Kabila’s decision to step aside won’t change DRC’s power dynamics

     

DRC democracy activist Luc Nkulula

Ever since its independence, the Democratic Republic of the Congo has been an international concern, notes Stuart A. Reid, a managing editor at Foreign Affairs. In the 1960s, the country became an active front in the Cold War; in the 1970s and 1980s, the Western-backed dictatorship was a global embarrassment; and in the 1990s and early years of this century, Congo was the site of a bloody civil war involving nine African countries, he writes for Foreign Policy.

“[DRC president Joseph] Kabila’s announcement that he is stepping down represents the most promising sign to date that Congo has a chance of becoming something resembling a normal country, with its fate not imposed from without but chosen from within,” he adds. “Only once the West works itself out of a job will the country enjoy what it has been denied for too long: true independence.”

As it turns out, Kabila’s decision not to run in the upcoming elections has opened up the field to some extent, argues Reuben Loffman, Lecturer in African History at Queen Mary University of London.

The focus now shifts to former interior minister Emmanuel Ramazani Shadary, a loyal regime hardliner, and whether he will allow his opponents the freedom to campaign in the days ahead, he writes.
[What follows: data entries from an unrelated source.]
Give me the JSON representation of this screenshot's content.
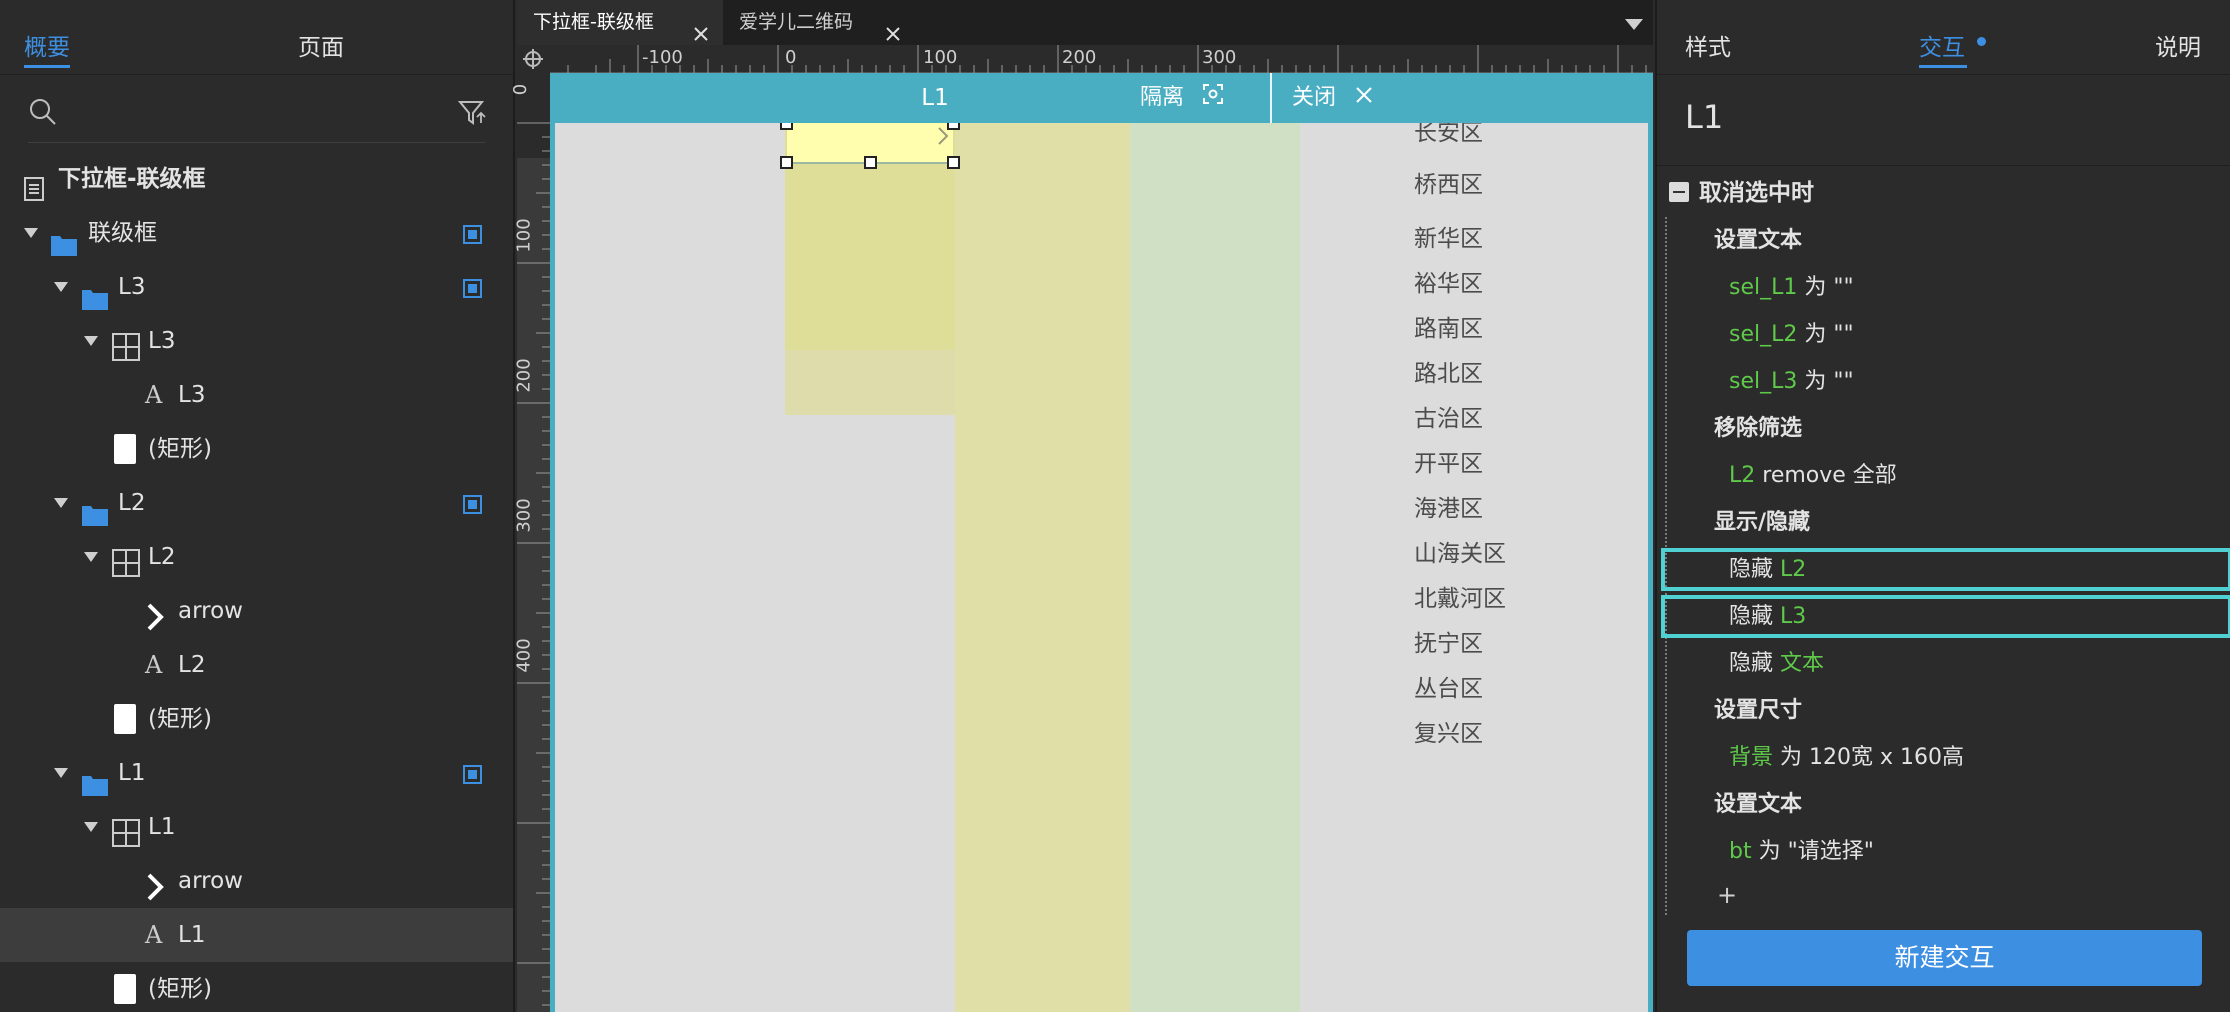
{
  "left_panel": {
    "tabs": [
      "概要",
      "页面"
    ],
    "tree": [
      {
        "label": "下拉框-联级框",
        "icon": "page-icon"
      },
      {
        "label": "联级框",
        "icon": "folder-icon"
      },
      {
        "label": "L3",
        "icon": "folder-icon"
      },
      {
        "label": "L3",
        "icon": "repeater-icon"
      },
      {
        "label": "L3",
        "icon": "text-icon"
      },
      {
        "label": "(矩形)",
        "icon": "rectangle-icon"
      },
      {
        "label": "L2",
        "icon": "folder-icon"
      },
      {
        "label": "L2",
        "icon": "repeater-icon"
      },
      {
        "label": "arrow",
        "icon": "chevron-right-icon"
      },
      {
        "label": "L2",
        "icon": "text-icon"
      },
      {
        "label": "(矩形)",
        "icon": "rectangle-icon"
      },
      {
        "label": "L1",
        "icon": "folder-icon"
      },
      {
        "label": "L1",
        "icon": "repeater-icon"
      },
      {
        "label": "arrow",
        "icon": "chevron-right-icon"
      },
      {
        "label": "L1",
        "icon": "text-icon"
      },
      {
        "label": "(矩形)",
        "icon": "rectangle-icon"
      }
    ]
  },
  "doc_tabs": [
    "下拉框-联级框",
    "爱学儿二维码"
  ],
  "ruler": {
    "h_labels": [
      "-100",
      "0",
      "100",
      "200",
      "300"
    ],
    "v_labels": [
      "0",
      "100",
      "200",
      "300",
      "400"
    ]
  },
  "canvas": {
    "frame_title": "L1",
    "isolate_label": "隔离",
    "close_label": "关闭",
    "district_list": [
      "长安区",
      "桥西区",
      "新华区",
      "裕华区",
      "路南区",
      "路北区",
      "古治区",
      "开平区",
      "海港区",
      "山海关区",
      "北戴河区",
      "抚宁区",
      "丛台区",
      "复兴区"
    ]
  },
  "right_panel": {
    "tabs": [
      "样式",
      "交互",
      "说明"
    ],
    "element_name": "L1",
    "event": "取消选中时",
    "actions": [
      {
        "action": "设置文本",
        "targets": [
          {
            "name": "sel_L1",
            "text": " 为 \"\""
          },
          {
            "name": "sel_L2",
            "text": " 为 \"\""
          },
          {
            "name": "sel_L3",
            "text": " 为 \"\""
          }
        ]
      },
      {
        "action": "移除筛选",
        "targets": [
          {
            "name": "L2",
            "text": " remove 全部"
          }
        ]
      },
      {
        "action": "显示/隐藏",
        "targets": [
          {
            "prefix": "隐藏 ",
            "name": "L2",
            "highlight": true
          },
          {
            "prefix": "隐藏 ",
            "name": "L3",
            "highlight": true
          },
          {
            "prefix": "隐藏 ",
            "name": "文本"
          }
        ]
      },
      {
        "action": "设置尺寸",
        "targets": [
          {
            "name": "背景",
            "text": " 为 120宽 x 160高"
          }
        ]
      },
      {
        "action": "设置文本",
        "targets": [
          {
            "name": "bt",
            "text": " 为 \"请选择\""
          }
        ]
      }
    ],
    "add_symbol": "+",
    "new_button": "新建交互"
  },
  "colors": {
    "accent": "#3d8fe2",
    "frame": "#4aaec3",
    "highlight": "#4fd0d3",
    "target_green": "#5fc94a"
  }
}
As Kabila has decided he’s not running, there is some hope for a more democratic DR-Congo. However, it’s unlikely to be a wholly free and fair election and it may well result in Kabila remaining in power if not in office.

The fire was so fierce in the wooden house in Himbi, outside Goma, in eastern Congo, that Luc Nkulula (above) could not get through the lounge to the main door. His sister Amen heard a noise like an explosion and saw him burning, a fate Nkulula’s friends blame on the government in Kinshasa, The Economist reports:

It seemed obvious why. As a founder-member of Lutte pour le Changement (Struggle for Change), Lucha for short, he had campaigned since 2012 for democracy in Congo, for proper elections and alternation in government, instead of the relentlessly continuing rule of President Joseph Kabila, who had clung on for 17 years. At a meeting with Mr Kabila in August 2016 he was chief spokesman, hammering the president for his apparent indifference to the rapes and killings that still went on in the east of the country, and urging him to hold elections or face consequences. In December that year he stormed social media by standing on a police lorry, surrounded by armed police, raising a defiant fist. He was arrested and beaten several times for protests in the street. RTWT

Such movements as Le Balai Citoyen in Burkina Faso, Togo Debout, and Struggle for Change (or Lucha) in the Congo have become an international force for defending and advancing democracy, the National Endowment for Democracy’s Carl Gershman contends.